ただし、私用と兼ねて使っているもの(スマホやWi-Fiなど)は、モニター活動に使用した割合だけを「按分(あんぶん)」して経費計上する必要があります。
参考:国税庁 必要経費の範囲
https://www.nta.go.jp/taxes/shiraberu/taxanswer/shotoku/2210.htm
ステップ3|申告書の作成方法を選ぶ
申告書は、以下のいずれかの方法で作成できます。
方法 |
特徴 |
e-Tax(電子申告) |
オンラインで提出まで完結。マイナンバーカードが必要。 |
確定申告書作成コーナー |
ウェブ上で作成し、印刷して郵送または持参。 |
手書き提出 |
税務署などで入手した用紙に記入し提出。 |
参考:国税庁 確定申告書等作成コーナー
https://www.keisan.nta.go.jp/kyoutu/ky/sm/top#bsctrl
ステップ4|提出と納税を行う
申告書が完成したら、税務署に提出し、必要に応じて税金を納めます。
提出方法は、オンライン(e-Tax)または郵送・持参から選べます。
【申告と納付の期限】
原則として、翌年2月16日〜3月15日までです。
※締切日が土日祝日の場合は、翌平日が期限となります。
参考:国税庁 確定申告書等の様式・手引き等
https://www.nta.go.jp/taxes/shiraberu/shinkoku/syotoku/index.htm
ステップ5|迷ったら専門家に相談する
申告の必要性や経費の扱いなど、判断に迷うこともあります。
そのような場合は、税理士などの専門家に相談することで、より適切な処理が可能になります。
ポイントや現物で受け取った報酬も申告が必要?

商品モニターでは、報酬が現金ではなく、ポイントやギフト券、商品の現物として支払われることがあります。一見すると「お金ではないから申告の必要はない」と思いがちですが、実際には経済的な価値があるものとして所得と見なされる可能性があります。

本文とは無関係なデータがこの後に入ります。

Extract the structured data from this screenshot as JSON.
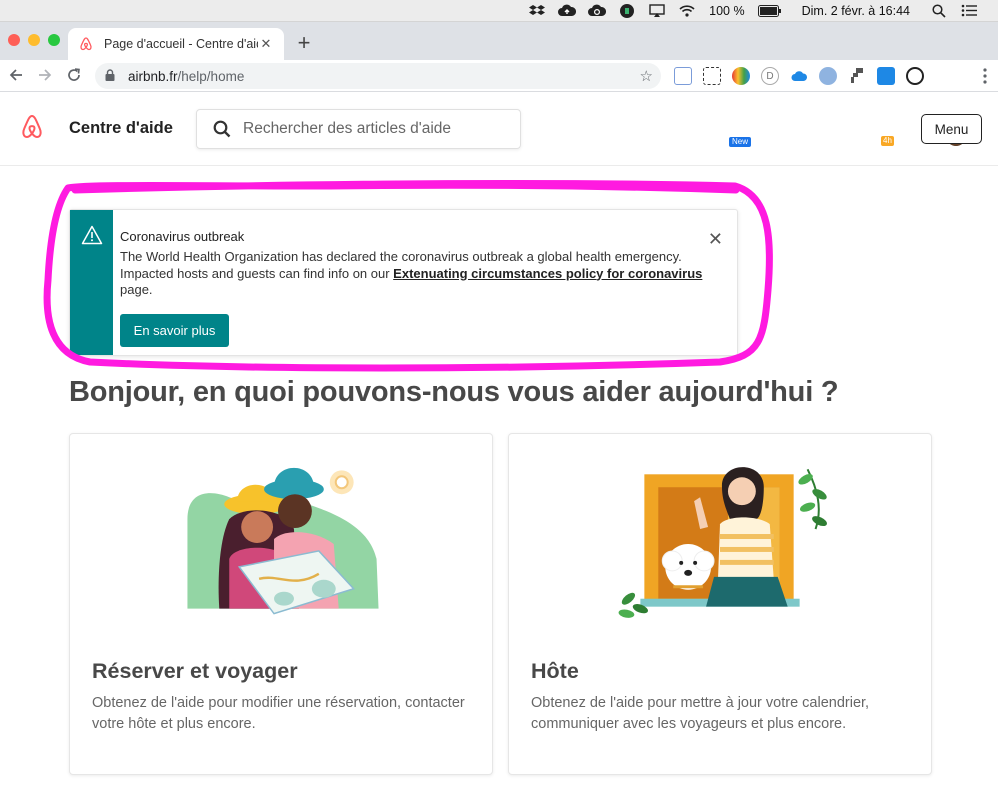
{
  "menubar": {
    "battery": "100 %",
    "datetime": "Dim. 2 févr. à  16:44"
  },
  "browser": {
    "tab_title": "Page d'accueil - Centre d'aide",
    "tab_close": "✕",
    "new_tab": "+",
    "url_host": "airbnb.fr",
    "url_path": "/help/home",
    "ext_badge_new": "New",
    "ext_badge_4h": "4h",
    "ext_d": "D"
  },
  "header": {
    "brand": "Centre d'aide",
    "search_placeholder": "Rechercher des articles d'aide",
    "menu_label": "Menu"
  },
  "alert": {
    "title": "Coronavirus outbreak",
    "text_before": "The World Health Organization has declared the coronavirus outbreak a global health emergency. Impacted hosts and guests can find info on our ",
    "link": "Extenuating circumstances policy for coronavirus",
    "text_after": " page.",
    "button": "En savoir plus",
    "close": "✕"
  },
  "main": {
    "heading": "Bonjour, en quoi pouvons-nous vous aider aujourd'hui ?",
    "cards": [
      {
        "title": "Réserver et voyager",
        "desc": "Obtenez de l'aide pour modifier une réservation, contacter votre hôte et plus encore."
      },
      {
        "title": "Hôte",
        "desc": "Obtenez de l'aide pour mettre à jour votre calendrier, communiquer avec les voyageurs et plus encore."
      }
    ]
  },
  "colors": {
    "brand": "#FF5A5F",
    "teal": "#008489",
    "highlight": "#FF1AE0"
  }
}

たとえば、市販価格5,000円相当の商品をモニター報酬として受け取った場合、それが「モニター活動の対価」と判断されれば、その分が所得に該当し、申告対象となることがあります。
ただし、すべてのポイントや現物が申告対象となるわけではありません。
判断のポイントは以下の2点です
- それが「モニター活動の対価」として提供されたものか
- 年間の雑所得の定められている金額を超えているか
たとえば、キャンペーンで偶然もらったプレゼントや抽選に当たったギフトは、通常、申告対象外です。一方で、モニター報酬として明示的に提供されたものであれば、課税対象と見なされる可能性が高くなります。
もし「これって申告が必要なのかな?」と迷ったときは、一人で判断せず、税務署や税理士などの専門家に相談することをおすすめします。
少額だからといって油断は禁物
一度きりのモニターや、少額のポイントだけであれば、すぐに税務署の調査対象となる可能性は低いかもしれません。しかし、複数回のモニター活動でポイントや商品が積み重なり、一定額を超える場合は申告対象となることがあります。
判断に迷ったときは、自分だけで判断せず、税務署や税理士に相談するのが安心です。
特に副業として継続的にモニターを行っている場合は、事前に確認しておくことで、リスクを未然に防ぐことができます。
まとめ|モニター報酬の確定申告は内容を見極め、迷ったら早めに確認を
商品モニターとして得た報酬は、現金に限らずポイントや現物であっても、その内容や金額によっては「所得」として確定申告の対象になることがあります。とくに、報酬額が一定以上になると課税対象となるため、「お小遣い程度だから大丈夫」と見過ごしていると、思わぬ申告漏れにつながるおそれがあります。
また、通信費や交通費など、モニター活動にかかった費用は経費として計上できる可能性もあります。
こうした収入や経費の扱いについて不安がある場合は、税理士などの専門家に早めに相談するのがおすすめです。モニター副業を安心して続けるためにも、ルールを正しく理解し、適切に対応していきましょう。